7. Shedding Unnecessary Businesses
At the same time that Metro has been adding to its group, so it has reduced its exposure to non-core markets. The past year saw it close its operations in Myanmar and Japan, while last month saw it complete the sale of its business in Belgium – a country it "didn't see a future in," according to Greubel – to Sligo Food Group.
"The portfolio is now more strategic, and more balanced," he added.
8. Digital Security
In October, Metro suffered the same fate as many operators seeking to strengthen their digital offering, as it was subjected to a week-long cyber attack, which impacted checkout systems, electronic price labels and IT infrastructure.
From a sales perspective, this impacted the business to the tune of 'low triple digit' millions of euros in sales. As result, Metro has doubled down on its protective digital structures.
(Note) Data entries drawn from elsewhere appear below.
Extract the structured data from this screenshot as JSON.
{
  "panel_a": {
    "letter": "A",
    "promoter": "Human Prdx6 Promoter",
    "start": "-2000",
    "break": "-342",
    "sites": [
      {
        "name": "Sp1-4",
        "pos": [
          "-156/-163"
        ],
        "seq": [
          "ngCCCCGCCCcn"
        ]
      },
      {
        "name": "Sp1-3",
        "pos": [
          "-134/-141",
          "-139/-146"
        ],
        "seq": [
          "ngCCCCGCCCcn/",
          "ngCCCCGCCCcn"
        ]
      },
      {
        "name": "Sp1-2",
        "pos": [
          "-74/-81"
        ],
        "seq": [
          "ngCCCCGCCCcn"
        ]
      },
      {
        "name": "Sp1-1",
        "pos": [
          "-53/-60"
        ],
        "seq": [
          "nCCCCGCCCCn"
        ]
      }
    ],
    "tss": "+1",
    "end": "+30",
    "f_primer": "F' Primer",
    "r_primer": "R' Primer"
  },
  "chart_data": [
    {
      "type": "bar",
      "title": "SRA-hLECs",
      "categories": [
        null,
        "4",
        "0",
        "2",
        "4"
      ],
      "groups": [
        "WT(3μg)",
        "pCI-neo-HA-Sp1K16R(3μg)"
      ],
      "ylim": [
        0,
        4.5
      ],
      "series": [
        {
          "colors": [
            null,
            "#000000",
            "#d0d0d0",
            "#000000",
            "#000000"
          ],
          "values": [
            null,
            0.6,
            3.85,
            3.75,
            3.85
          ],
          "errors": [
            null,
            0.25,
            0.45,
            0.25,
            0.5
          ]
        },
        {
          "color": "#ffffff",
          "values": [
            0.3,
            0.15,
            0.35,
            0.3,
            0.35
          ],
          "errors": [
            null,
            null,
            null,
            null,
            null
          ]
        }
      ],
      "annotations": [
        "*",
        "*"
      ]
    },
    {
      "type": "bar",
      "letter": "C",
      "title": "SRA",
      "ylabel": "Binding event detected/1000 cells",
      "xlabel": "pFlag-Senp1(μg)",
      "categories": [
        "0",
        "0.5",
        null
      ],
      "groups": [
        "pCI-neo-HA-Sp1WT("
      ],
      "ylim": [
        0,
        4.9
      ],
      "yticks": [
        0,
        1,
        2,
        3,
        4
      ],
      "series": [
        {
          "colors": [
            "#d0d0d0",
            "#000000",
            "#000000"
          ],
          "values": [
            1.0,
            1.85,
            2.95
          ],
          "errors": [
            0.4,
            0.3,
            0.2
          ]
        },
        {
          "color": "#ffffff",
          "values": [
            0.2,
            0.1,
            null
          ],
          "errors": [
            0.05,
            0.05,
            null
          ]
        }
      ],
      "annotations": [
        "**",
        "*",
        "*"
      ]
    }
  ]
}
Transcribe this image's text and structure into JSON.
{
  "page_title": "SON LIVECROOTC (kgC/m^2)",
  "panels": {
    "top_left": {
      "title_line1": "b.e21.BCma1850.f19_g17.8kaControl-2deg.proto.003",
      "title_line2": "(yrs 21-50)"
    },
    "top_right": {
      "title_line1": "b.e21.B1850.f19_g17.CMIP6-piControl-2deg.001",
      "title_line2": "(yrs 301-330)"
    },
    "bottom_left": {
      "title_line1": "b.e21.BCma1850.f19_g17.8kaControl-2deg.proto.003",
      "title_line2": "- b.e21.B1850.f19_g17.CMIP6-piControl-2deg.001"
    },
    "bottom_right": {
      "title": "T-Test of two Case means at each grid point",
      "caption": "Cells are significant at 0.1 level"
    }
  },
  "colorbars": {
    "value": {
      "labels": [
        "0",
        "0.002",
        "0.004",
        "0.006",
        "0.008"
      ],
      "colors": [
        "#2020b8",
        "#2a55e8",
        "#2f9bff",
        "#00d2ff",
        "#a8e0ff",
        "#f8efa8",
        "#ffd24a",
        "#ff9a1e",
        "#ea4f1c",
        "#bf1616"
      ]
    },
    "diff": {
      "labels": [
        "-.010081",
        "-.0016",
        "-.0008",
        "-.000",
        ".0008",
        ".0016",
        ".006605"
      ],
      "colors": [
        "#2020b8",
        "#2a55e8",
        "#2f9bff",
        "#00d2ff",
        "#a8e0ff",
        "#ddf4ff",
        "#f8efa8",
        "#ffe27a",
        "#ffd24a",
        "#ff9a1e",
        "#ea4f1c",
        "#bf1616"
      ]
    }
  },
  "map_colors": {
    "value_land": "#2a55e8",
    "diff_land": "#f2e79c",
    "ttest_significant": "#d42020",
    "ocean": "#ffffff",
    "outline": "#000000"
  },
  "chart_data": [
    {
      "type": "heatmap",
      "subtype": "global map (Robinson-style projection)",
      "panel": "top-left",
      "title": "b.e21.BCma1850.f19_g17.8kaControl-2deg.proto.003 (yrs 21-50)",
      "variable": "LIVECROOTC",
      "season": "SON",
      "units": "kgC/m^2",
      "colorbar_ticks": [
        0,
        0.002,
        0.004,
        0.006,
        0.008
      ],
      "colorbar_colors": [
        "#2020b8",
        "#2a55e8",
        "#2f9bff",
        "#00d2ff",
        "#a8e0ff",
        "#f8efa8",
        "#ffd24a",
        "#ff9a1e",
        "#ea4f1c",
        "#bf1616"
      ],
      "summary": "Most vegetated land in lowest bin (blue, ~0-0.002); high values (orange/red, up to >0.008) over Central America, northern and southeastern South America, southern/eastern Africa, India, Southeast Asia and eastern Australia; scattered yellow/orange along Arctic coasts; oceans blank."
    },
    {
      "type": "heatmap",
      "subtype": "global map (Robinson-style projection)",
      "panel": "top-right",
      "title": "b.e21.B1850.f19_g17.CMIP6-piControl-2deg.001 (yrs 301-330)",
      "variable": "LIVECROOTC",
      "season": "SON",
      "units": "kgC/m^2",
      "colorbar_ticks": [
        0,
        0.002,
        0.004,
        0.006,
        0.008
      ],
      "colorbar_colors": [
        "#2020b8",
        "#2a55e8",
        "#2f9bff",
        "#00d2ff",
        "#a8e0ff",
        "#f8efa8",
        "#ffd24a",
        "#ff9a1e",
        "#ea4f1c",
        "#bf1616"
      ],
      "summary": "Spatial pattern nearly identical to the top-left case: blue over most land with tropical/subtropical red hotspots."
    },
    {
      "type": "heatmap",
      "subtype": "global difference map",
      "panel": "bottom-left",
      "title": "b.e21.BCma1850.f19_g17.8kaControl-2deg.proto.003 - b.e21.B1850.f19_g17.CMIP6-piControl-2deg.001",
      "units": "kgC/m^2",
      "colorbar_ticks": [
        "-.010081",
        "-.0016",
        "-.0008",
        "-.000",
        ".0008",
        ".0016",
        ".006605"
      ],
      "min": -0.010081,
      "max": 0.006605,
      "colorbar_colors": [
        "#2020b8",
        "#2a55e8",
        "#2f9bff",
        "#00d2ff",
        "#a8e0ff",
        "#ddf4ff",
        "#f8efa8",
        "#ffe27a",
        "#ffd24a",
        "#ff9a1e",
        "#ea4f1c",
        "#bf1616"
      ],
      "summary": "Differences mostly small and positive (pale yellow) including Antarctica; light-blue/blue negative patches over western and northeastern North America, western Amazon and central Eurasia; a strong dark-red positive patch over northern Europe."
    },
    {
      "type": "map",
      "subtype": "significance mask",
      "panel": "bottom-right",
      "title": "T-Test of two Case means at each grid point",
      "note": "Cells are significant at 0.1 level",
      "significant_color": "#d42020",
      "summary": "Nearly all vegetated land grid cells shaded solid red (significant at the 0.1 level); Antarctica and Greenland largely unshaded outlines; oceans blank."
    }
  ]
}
"We have continuously invested over the past two decades to be well-protected in our digital setup, and that has enabled us to fend off attacks in the past," CFO Christian Baier commented at the press conference. "Now, with that unfortunately successful cyber attack that we have seen, we are upgrading and hardening our systems from all perspectives, with regard to training and additional security measures."
9. Growing Its Sales Force
While much of Metro's investment in recent years has been in technology, it believes that this needs to be underpinned by a strong sales force. The business increased its head count by 800 last year, and is targeting an additional 6,500 team members by the end of the decade, as it bolsters its presence across multiple channels.
"Growing our sales force is one of the ways in which we are trying to foster our multichannel position," Greubel said.
10. Finding A Geographical Balance
The composition of Metro's geographical spread became a source of controversy earlier this year, as it found itself with a presence in two countries at war – Ukraine and Russia. In the former, the group has established a solidarity campaign, providing aid for refugees and colleagues alike, but its continued presence in the latter has drawn some criticism, with Metro accused of hypocrisy.
Addressing this during the press conference, Greubel said that the group "has a responsibility for 10,000 employees and more than a million customers" in Russia, adding that if it left the country, its business would likely be taken up by a local operator, leaving its customers, who are unrelated to the ongoing war effort, behind.
"We continue to look at the situation as to whether it is right to stay in that market," he added.